Soluzione a tempo o eterogenesi dei fini, la Cir nel suo quarantesimo anniversario va bene, fa utili e dividendi, e forse il delfino è ormai rassegnato o contento d’essere tornato a casa: del resto la sua diversificazione ha prodotto luci e ombre, come si dice: se Kos vale 850 milioni ed è il quarto gruppo della sanità privata in Italia, Sorgenia “è stata un vero insuccesso”, come ha ammesso lui stesso con chiarezza inusitata per il capitalismo di relazione italiano.

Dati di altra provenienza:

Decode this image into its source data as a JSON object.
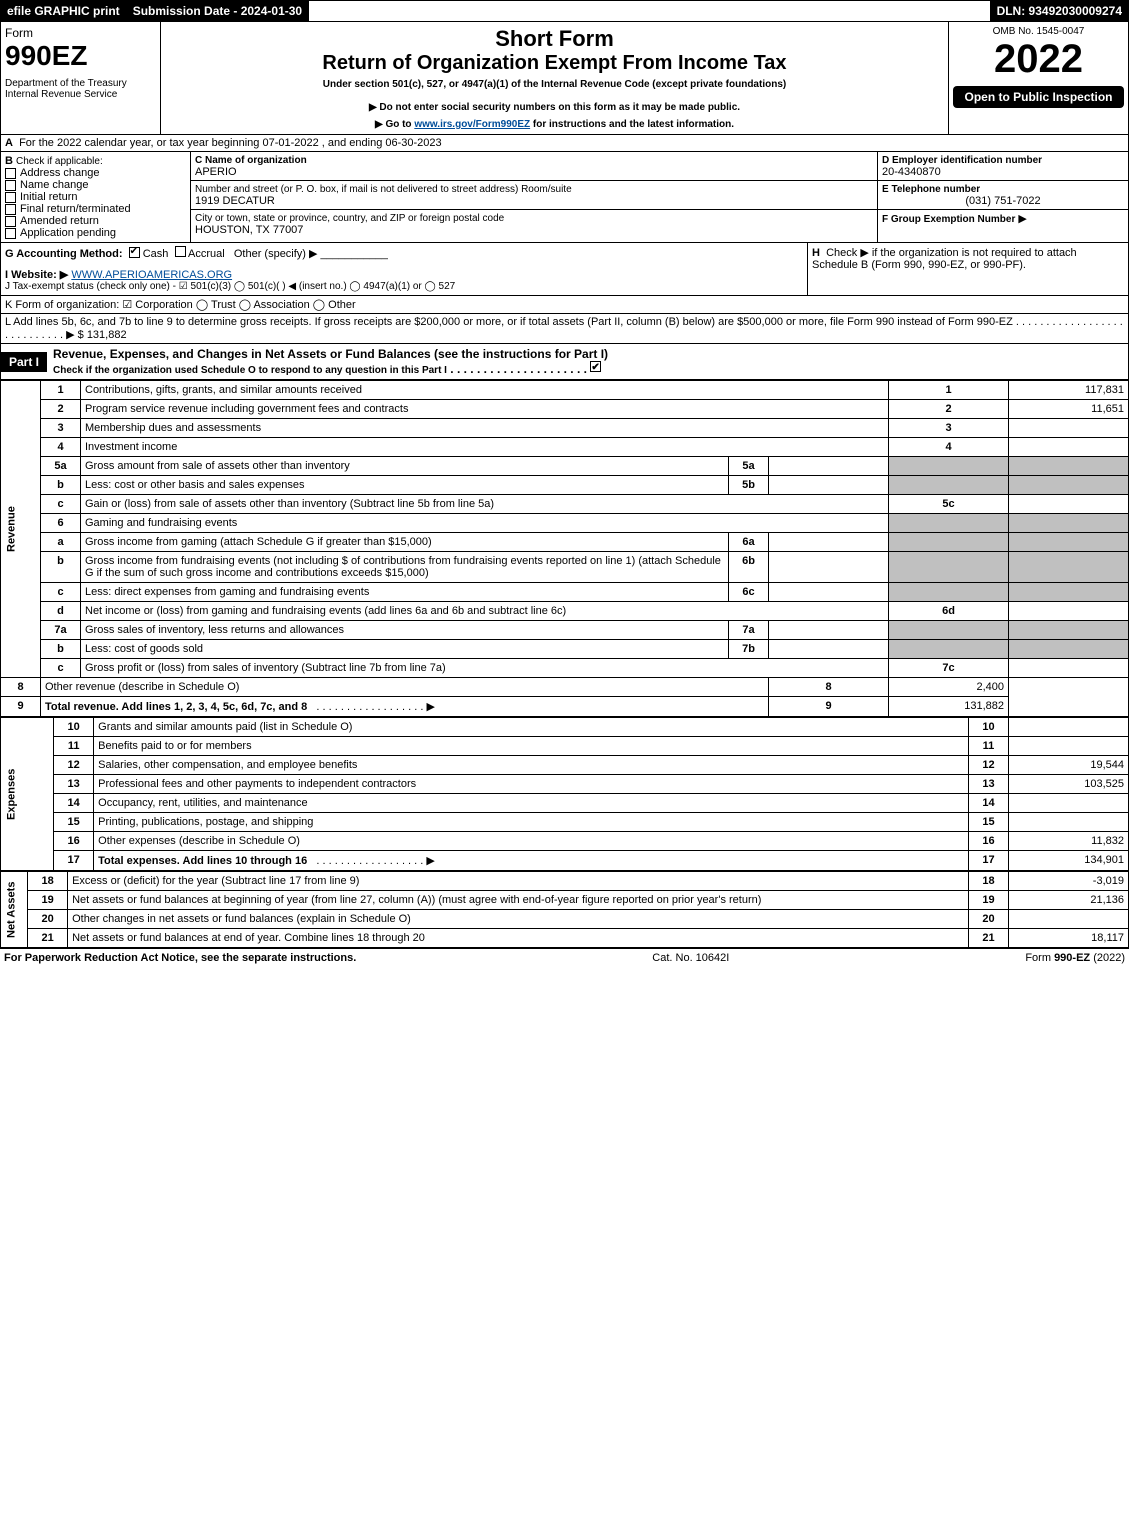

E pazienza se ora regnerà su un impero soprattutto di giornali, in un conglomerato di due quotidiani nazionali, uno regionale, un’infinità di locali. Pare il finale delle “Illusioni perdute” balzachiane, con il vecchio stampatore di giornali che si ritira costringendo il figlio talentuoso a ereditarne controvoglia la tipografia. Ma lì, nel romanzo, c’erano molti meno soldi in ballo.